The coalition — which represents city workers including garbage-truck drivers and tree trimmers, librarians and file clerks — is the last major labor group to negotiate a new contract with the Garcetti administration following an election in which many local unions threw their support behind the mayor’s opponent, former City Controller Wendy Greuel.
“Buying labor peace, I think, means a lot to someone like Garcetti, who had a rough go of it with the unions two years ago when he ran for election,” said Jaime Regalado, emeritus professor of political science at Cal State L.A.
Regalado said the mayor, who has already raised more than $2.2 million toward his 2017 reelection effort, would no longer have to worry about an ongoing contract dispute as a potential distraction in that campaign.
In a joint statement Garcetti released with coalition Chairwoman Cheryl Parisi and City Council President Herb Wesson, he called the tentative agreement “a fair and fiscally responsible contract that allows the City to restore and improve the services our residents need and deserve, while strengthening our budget position.”
Parisi said in the statement that unions “held strong at the bargaining table and worked with the City to reach an agreement that addresses the concerns of City workers and our communities.”
Rafe Garcia, a member of the bargaining team for Service Employees International Union Local 721 — the coalition’s largest union — said in an interview that the deal was an “honorable” one for union members.
“We’re labor, and it’s time for us to get back to work,” Garcia said.
Sources familiar with the proposed four-year contract said it would freeze raises for three years, with a 2% raise in the final year.
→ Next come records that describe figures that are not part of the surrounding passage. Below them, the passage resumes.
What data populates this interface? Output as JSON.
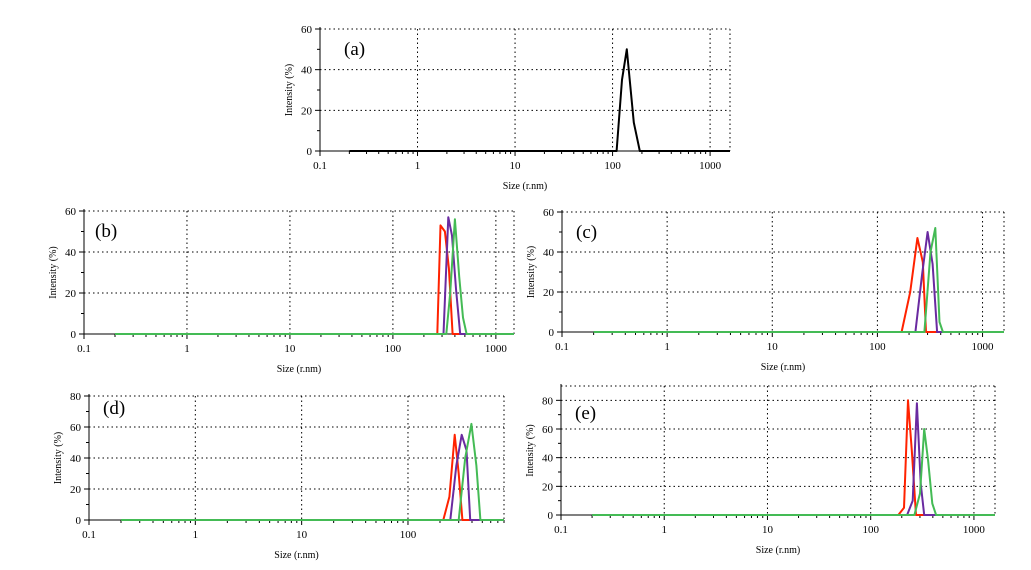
{
  "chart_data": [
    {
      "type": "line",
      "panel_label": "(a)",
      "xlabel": "Size (r.nm)",
      "ylabel": "Intensity (%)",
      "x_scale": "log",
      "xlim": [
        0.1,
        1600
      ],
      "ylim": [
        0,
        60
      ],
      "x_ticks": [
        0.1,
        1,
        10,
        100,
        1000
      ],
      "x_tick_labels": [
        "0.1",
        "1",
        "10",
        "100",
        "1000"
      ],
      "y_ticks": [
        0,
        20,
        40,
        60
      ],
      "y_tick_labels": [
        "0",
        "20",
        "40",
        "60"
      ],
      "grid": true,
      "series": [
        {
          "color": "#000000",
          "x": [
            0.2,
            100,
            110,
            125,
            140,
            165,
            190,
            1600
          ],
          "y": [
            0,
            0,
            0,
            35,
            50,
            14,
            0,
            0
          ]
        }
      ]
    },
    {
      "type": "line",
      "panel_label": "(b)",
      "xlabel": "Size (r.nm)",
      "ylabel": "Intensity (%)",
      "x_scale": "log",
      "xlim": [
        0.1,
        1500
      ],
      "ylim": [
        0,
        60
      ],
      "x_ticks": [
        0.1,
        1,
        10,
        100,
        1000
      ],
      "x_tick_labels": [
        "0.1",
        "1",
        "10",
        "100",
        "1000"
      ],
      "y_ticks": [
        0,
        20,
        40,
        60
      ],
      "y_tick_labels": [
        "0",
        "20",
        "40",
        "60"
      ],
      "grid": true,
      "series": [
        {
          "color": "#ff2200",
          "x": [
            0.2,
            270,
            290,
            320,
            350,
            380,
            1500
          ],
          "y": [
            0,
            0,
            53,
            50,
            32,
            0,
            0
          ]
        },
        {
          "color": "#6a2aa0",
          "x": [
            0.2,
            310,
            345,
            375,
            410,
            450,
            1500
          ],
          "y": [
            0,
            0,
            57,
            48,
            22,
            0,
            0
          ]
        },
        {
          "color": "#44bb55",
          "x": [
            0.2,
            330,
            360,
            400,
            440,
            480,
            520,
            1500
          ],
          "y": [
            0,
            0,
            20,
            56,
            28,
            8,
            0,
            0
          ]
        }
      ]
    },
    {
      "type": "line",
      "panel_label": "(c)",
      "xlabel": "Size (r.nm)",
      "ylabel": "Intensity (%)",
      "x_scale": "log",
      "xlim": [
        0.1,
        1600
      ],
      "ylim": [
        0,
        60
      ],
      "x_ticks": [
        0.1,
        1,
        10,
        100,
        1000
      ],
      "x_tick_labels": [
        "0.1",
        "1",
        "10",
        "100",
        "1000"
      ],
      "y_ticks": [
        0,
        20,
        40,
        60
      ],
      "y_tick_labels": [
        "0",
        "20",
        "40",
        "60"
      ],
      "grid": true,
      "series": [
        {
          "color": "#ff2200",
          "x": [
            0.2,
            170,
            205,
            240,
            270,
            290,
            1600
          ],
          "y": [
            0,
            0,
            20,
            47,
            35,
            0,
            0
          ]
        },
        {
          "color": "#6a2aa0",
          "x": [
            0.2,
            230,
            265,
            300,
            335,
            370,
            1600
          ],
          "y": [
            0,
            0,
            28,
            50,
            34,
            0,
            0
          ]
        },
        {
          "color": "#44bb55",
          "x": [
            0.2,
            280,
            320,
            355,
            390,
            420,
            1600
          ],
          "y": [
            0,
            0,
            40,
            52,
            5,
            0,
            0
          ]
        }
      ]
    },
    {
      "type": "line",
      "panel_label": "(d)",
      "xlabel": "Size (r.nm)",
      "ylabel": "Intensity (%)",
      "x_scale": "log",
      "xlim": [
        0.1,
        800
      ],
      "ylim": [
        0,
        80
      ],
      "x_ticks": [
        0.1,
        1,
        10,
        100
      ],
      "x_tick_labels": [
        "0.1",
        "1",
        "10",
        "100"
      ],
      "y_ticks": [
        0,
        20,
        40,
        60,
        80
      ],
      "y_tick_labels": [
        "0",
        "20",
        "40",
        "60",
        "80"
      ],
      "grid": true,
      "series": [
        {
          "color": "#ff2200",
          "x": [
            0.2,
            215,
            245,
            275,
            300,
            325,
            800
          ],
          "y": [
            0,
            0,
            15,
            55,
            30,
            0,
            0
          ]
        },
        {
          "color": "#6a2aa0",
          "x": [
            0.2,
            250,
            285,
            320,
            355,
            385,
            800
          ],
          "y": [
            0,
            0,
            35,
            55,
            45,
            0,
            0
          ]
        },
        {
          "color": "#44bb55",
          "x": [
            0.2,
            300,
            345,
            395,
            440,
            480,
            800
          ],
          "y": [
            0,
            0,
            40,
            62,
            35,
            0,
            0
          ]
        }
      ]
    },
    {
      "type": "line",
      "panel_label": "(e)",
      "xlabel": "Size (r.nm)",
      "ylabel": "Intensity (%)",
      "x_scale": "log",
      "xlim": [
        0.1,
        1600
      ],
      "ylim": [
        0,
        90
      ],
      "x_ticks": [
        0.1,
        1,
        10,
        100,
        1000
      ],
      "x_tick_labels": [
        "0.1",
        "1",
        "10",
        "100",
        "1000"
      ],
      "y_ticks": [
        0,
        20,
        40,
        60,
        80
      ],
      "y_tick_labels": [
        "0",
        "20",
        "40",
        "60",
        "80"
      ],
      "grid": true,
      "series": [
        {
          "color": "#ff2200",
          "x": [
            0.2,
            185,
            210,
            230,
            250,
            275,
            1600
          ],
          "y": [
            0,
            0,
            5,
            80,
            45,
            0,
            0
          ]
        },
        {
          "color": "#6a2aa0",
          "x": [
            0.2,
            225,
            255,
            280,
            305,
            330,
            1600
          ],
          "y": [
            0,
            0,
            10,
            78,
            22,
            0,
            0
          ]
        },
        {
          "color": "#44bb55",
          "x": [
            0.2,
            265,
            300,
            330,
            360,
            395,
            430,
            1600
          ],
          "y": [
            0,
            0,
            15,
            60,
            38,
            8,
            0,
            0
          ]
        }
      ]
    }
  ]
}
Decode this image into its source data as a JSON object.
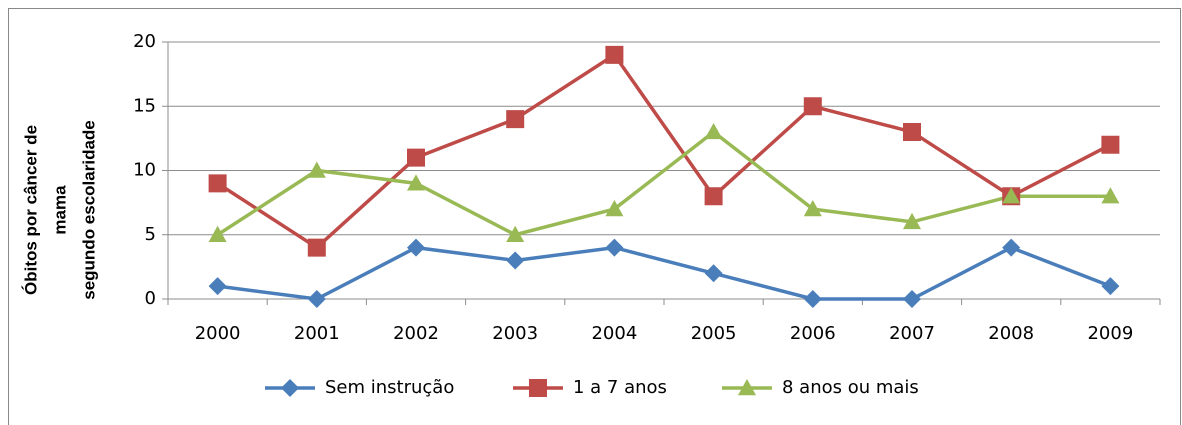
{
  "chart_data": {
    "type": "line",
    "ylabel": [
      "Óbitos por câncer de",
      "mama",
      "segundo escolaridade"
    ],
    "categories": [
      "2000",
      "2001",
      "2002",
      "2003",
      "2004",
      "2005",
      "2006",
      "2007",
      "2008",
      "2009"
    ],
    "series": [
      {
        "name": "Sem instrução",
        "color": "#4a7ebb",
        "marker": "diamond",
        "values": [
          1,
          0,
          4,
          3,
          4,
          2,
          0,
          0,
          4,
          1
        ]
      },
      {
        "name": "1 a 7 anos",
        "color": "#be4b48",
        "marker": "square",
        "values": [
          9,
          4,
          11,
          14,
          19,
          8,
          15,
          13,
          8,
          12
        ]
      },
      {
        "name": "8 anos ou mais",
        "color": "#98b954",
        "marker": "triangle",
        "values": [
          5,
          10,
          9,
          5,
          7,
          13,
          7,
          6,
          8,
          8
        ]
      }
    ],
    "ylim": [
      0,
      20
    ],
    "yticks": [
      0,
      5,
      10,
      15,
      20
    ],
    "grid": true,
    "legend": "bottom"
  }
}
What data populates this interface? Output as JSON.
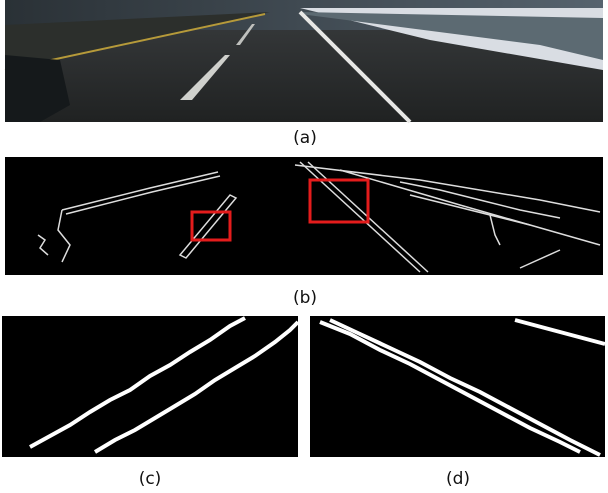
{
  "figure": {
    "panels": [
      {
        "label": "(a)"
      },
      {
        "label": "(b)"
      },
      {
        "label": "(c)"
      },
      {
        "label": "(d)"
      }
    ]
  }
}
The deferral of pay increases was a particularly important point in the negotiations, since the coalition in 2007 secured a nearly 25% across-the-board raise for its members that exacerbated the city’s budget woes during the economic downturn.
In what city officials cast as another cost-saving measure, the agreement keeps in place pension plans for existing employees while reducing the retirement benefits available to new hires, a move city officials have described as a key step toward restoring the city’s long-term financial stability.
The coalition had mounted a legal challenge to a pension overhaul approved by the City Council in 2012 that raised the retirement age to 65 and reduced retirement benefits for new employees. Last year the city’s Employee Relations Board sided with the coalition, ruling that city officials had violated the law by pursuing the changes without negotiating with unions.
The deal reached Wednesday should resolve that dispute, with city and union leaders agreeing on a plan for newly hired workers that is less aggressive in seeking savings, though still less expensive than the pre-2012 pension plan. City officials did not release details on the new pension plan Wednesday.
The coalition managed to resist some significant city demands on its workers. Under the new contract, the city will continue to pay its employees’ healthcare premiums. (Although workers will be asked to contribute 1.5% of their premium costs, that amount will be offset by equivalent 1.5% salary “bonuses” throughout the contract period.) Garcetti wanted workers to pay 10% of their premiums.
And rather than reducing the percentage of their full salaries workers can collect while on leave because of injury — a change Garcetti had sought in response to Times reports on alleged abuses of the system — the mayor’s office will institute programs designed to reduce employees’ accidents on the job and return them to work more quickly from injury leave.
Contracts covering coalition unions expired in June of last year. The new contract would extend through June 2018.